Aprendendo com as Copas

por Convidado 21 de julho de 2014   Futebol

por Igor Costoli

Depois de 1978, só duas Copas foram para campeões inéditos. Nesses 36 anos, o troféu ficou com os tradicionais Brasil, Itália, Alemanha e Argentina em sete de nove vezes.

O ponto aqui é: camisa pesa mesmo.

Nos últimos 24 anos, o teto da ambição para zebras e novidades costuma ser a fase de quartas. Camarões/90, Romênia/94, Senegal/02, Costa Rica/14. Mas de 1994 a 2010, ao menos uma delas sempre chegava nas semifinais: Bulgária/94, Croácia/98, Turquia/02, Portugal/06. Em 2010, a Espanha fez sua primeira final contra a Holanda, que tinha duas, mas nenhum título.

Depois da Argentina/78, o único campeão jogando em casa foi a França/98. Uma Itália regular, uma Coreia do Sul levemente empurrada no apito, uma Alemanha em processo de renovação e esse Brasil usaram o fator casa para chegarem até as semifinais, mas caíram com justiça diante de equipes mais preparadas.

O ponto até aqui é: camisa pesa e superação tem limites.

Zagallo saiu de coordenador para o cargo de técnico após o tetra em 94. Tinha história, era campeão do Mundo, saberia como ninguém nos levar ao título. Deu no que deu em 98. Parreira assumiu a seleção pós-2002. Tinha história, era campeão do Mundo, saberia como ninguém nos levar ao título. Deu no que deu em 2006. Felipão assumiu após a queda de Mano. Tinha história, era campeão do Mundo, saberia como ninguém nos levar ao título. Deu no que deu.

O ponto agora poderia ser: “a história se repete, primeiro como tragédia, depois como farsa”.
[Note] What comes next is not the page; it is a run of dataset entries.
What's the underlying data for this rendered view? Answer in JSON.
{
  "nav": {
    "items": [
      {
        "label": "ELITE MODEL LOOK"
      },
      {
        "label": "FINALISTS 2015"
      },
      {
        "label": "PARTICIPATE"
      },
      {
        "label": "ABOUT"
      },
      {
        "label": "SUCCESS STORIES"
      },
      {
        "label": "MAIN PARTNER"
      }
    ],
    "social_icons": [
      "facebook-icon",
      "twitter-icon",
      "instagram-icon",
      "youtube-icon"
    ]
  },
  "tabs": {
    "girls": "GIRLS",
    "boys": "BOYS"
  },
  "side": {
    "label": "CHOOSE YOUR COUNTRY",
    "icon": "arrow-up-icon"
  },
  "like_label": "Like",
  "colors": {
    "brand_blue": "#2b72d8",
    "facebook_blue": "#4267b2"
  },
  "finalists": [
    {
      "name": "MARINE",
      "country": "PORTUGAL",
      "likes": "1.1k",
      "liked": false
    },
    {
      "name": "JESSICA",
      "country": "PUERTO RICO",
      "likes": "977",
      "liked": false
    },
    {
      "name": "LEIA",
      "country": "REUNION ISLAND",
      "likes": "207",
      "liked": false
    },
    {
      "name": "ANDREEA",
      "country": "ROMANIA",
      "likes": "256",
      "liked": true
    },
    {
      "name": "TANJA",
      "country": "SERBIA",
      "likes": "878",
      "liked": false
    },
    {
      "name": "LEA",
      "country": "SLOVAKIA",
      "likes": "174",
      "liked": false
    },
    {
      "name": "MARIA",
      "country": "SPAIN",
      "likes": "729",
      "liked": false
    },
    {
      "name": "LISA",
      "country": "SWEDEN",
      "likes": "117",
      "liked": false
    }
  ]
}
Felipão chegou a dizer o seguinte: “As equipes que estavam aqui eram muito boas, melhores do que a gente podia imaginar”. Há alguns meses o técnico do Vasco deu uma entrevista assim: “O nível das equipes no campeonato carioca está muito alto, você vê pelas dificuldades dos grandes contra os pequenos. Não consigo entender porque o Rio não tem mais times na série B”. Até aqui, o Vasco é apenas o oitavo nessa mesma série B que deveria ter os fortes times do interior do Rio.

O ponto aqui é: meu Deus, Felipão virou o Adilson Batista.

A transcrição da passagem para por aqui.